Sleep Easy on Firm Surfaces
Sleeping surfaces in cribs, bassinettes and playpens should be firm and clear of toys, pillows or loose-fitting bedding. The ideal sleeping surface should not indent when pushed on. If you’re concerned that your baby will get cold during the night, use infant sleep clothing, rather than a blanket.
- Infants that fall asleep in strollers, car seats, swings, slings, or carriers, should be moved to a hard surface and placed on their back as soon as possible.
- It’s OK to swaddle babies as long as they’re on their backs. While the swaddle should be secure, make sure it’s not so tight that it affects their ability to breathe.
- Infants should never be allowed or encouraged to sleep on couches, armchairs, or other soft furniture.

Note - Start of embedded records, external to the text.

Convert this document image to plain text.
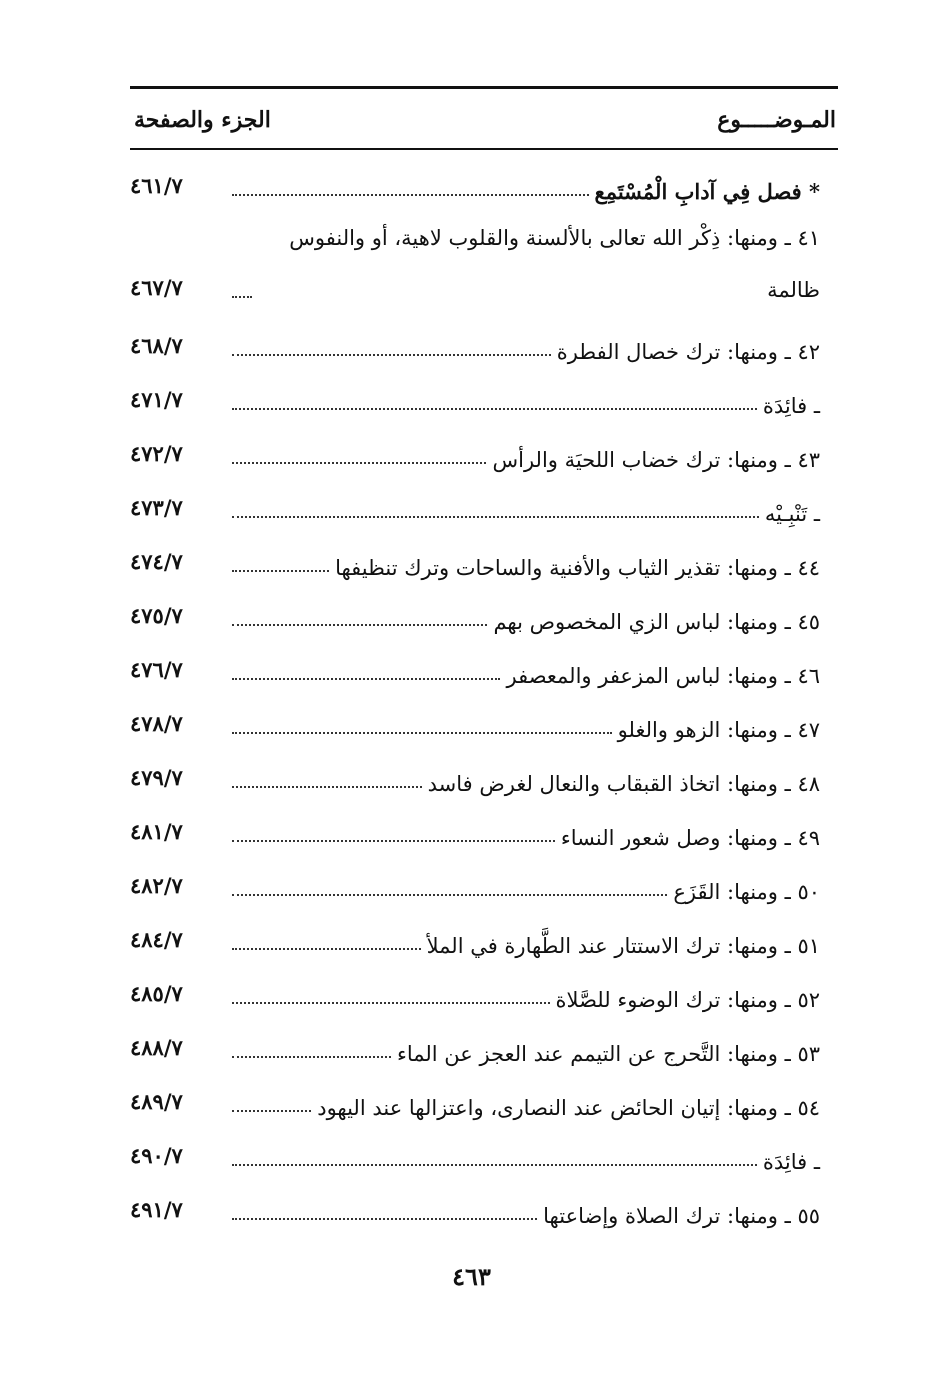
المـوضـــــوع
الجزء والصفحة
* فصل فِي آدابِ الْمُسْتَمِع
٤٦١/٧
٤١ ـ ومنها: ذِكْر الله تعالى بالألسنة والقلوب لاهية، أو والنفوس ظالمة
٤٦٧/٧
٤٢ ـ ومنها: ترك خصال الفطرة
٤٦٨/٧
ـ فائِدَة
٤٧١/٧
٤٣ ـ ومنها: ترك خضاب اللحيَة والرأس
٤٧٢/٧
ـ تَنْبِـيْه
٤٧٣/٧
٤٤ ـ ومنها: تقذير الثياب والأفنية والساحات وترك تنظيفها
٤٧٤/٧
٤٥ ـ ومنها: لباس الزي المخصوص بهم
٤٧٥/٧
٤٦ ـ ومنها: لباس المزعفر والمعصفر
٤٧٦/٧
٤٧ ـ ومنها: الزهو والغلو
٤٧٨/٧
٤٨ ـ ومنها: اتخاذ القبقاب والنعال لغرض فاسد
٤٧٩/٧
٤٩ ـ ومنها: وصل شعور النساء
٤٨١/٧
٥٠ ـ ومنها: القَزَع
٤٨٢/٧
٥١ ـ ومنها: ترك الاستتار عند الطَّهارة في الملأ
٤٨٤/٧
٥٢ ـ ومنها: ترك الوضوء للصَّلاة
٤٨٥/٧
٥٣ ـ ومنها: التَّحرج عن التيمم عند العجز عن الماء
٤٨٨/٧
٥٤ ـ ومنها: إتيان الحائض عند النصارى، واعتزالها عند اليهود
٤٨٩/٧
ـ فائِدَة
٤٩٠/٧
٥٥ ـ ومنها: ترك الصلاة وإضاعتها
٤٩١/٧
٤٦٣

- Do not use a car seat, carrier, swing, or similar product as baby’s sleep area.
Room Share, Not Bed-Share
Placing newborns’ cribs or bassinets close to parents’ beds can reduce the risk of SIDS up to 50%. While it’s OK to bring them into bed for feeding or comfort, bed-sharing is not recommended. According to the AAP bed-sharing is even more dangerous if:
- The infant is younger than 4 months old.
- The infant was born prematurely or with low birth weight.
- Anyone sharing the bed is a smoker (even if they don’t smoke in bed).
- The infant’s mother smoked during pregnancy.
- Anyone sharing the bed took medications or drugs that affect their ability to wake up.
- Anyone sharing the bed drank alcohol.
- The sleeping surface is soft or covered with soft bedding.
Breastfeeding Reduces Risk
Breastfeeding is recommended to reduce the risk of SIDS and to enhance the health and well- being of the infant and the mother. The AAP recommended exclusive breastfeeding for six months (no formula, nutritional liquids or solid foods). Newer research demonstrates that exclusive breastfeeding can reduce the risk of SIDS by as much as 70%.
- Pacifier use at nap or bedtime reduces the risk of SIDS and is encouraged after breastfeeding is firmly established.
Sleep Safe, Rest Easy
While there’s no way to completely eliminate an infant’s risk for SUID, these simple, actionable steps can help significantly reduce their risk.
We at South Shore Hospital are committed to providing parents the tools and knowledge to ensure the practice of safe sleep at all times. As one of four Massachusetts health care organizations involved with the National Action Partnership to Promote Safe Sleep Improvement and Innovation Network (NAPPSS-IIN), we’re dedicated to supporting our families with evidence-based instruction on breastfeeding best practices as well as safe sleep habits throughout pregnancy and delivery.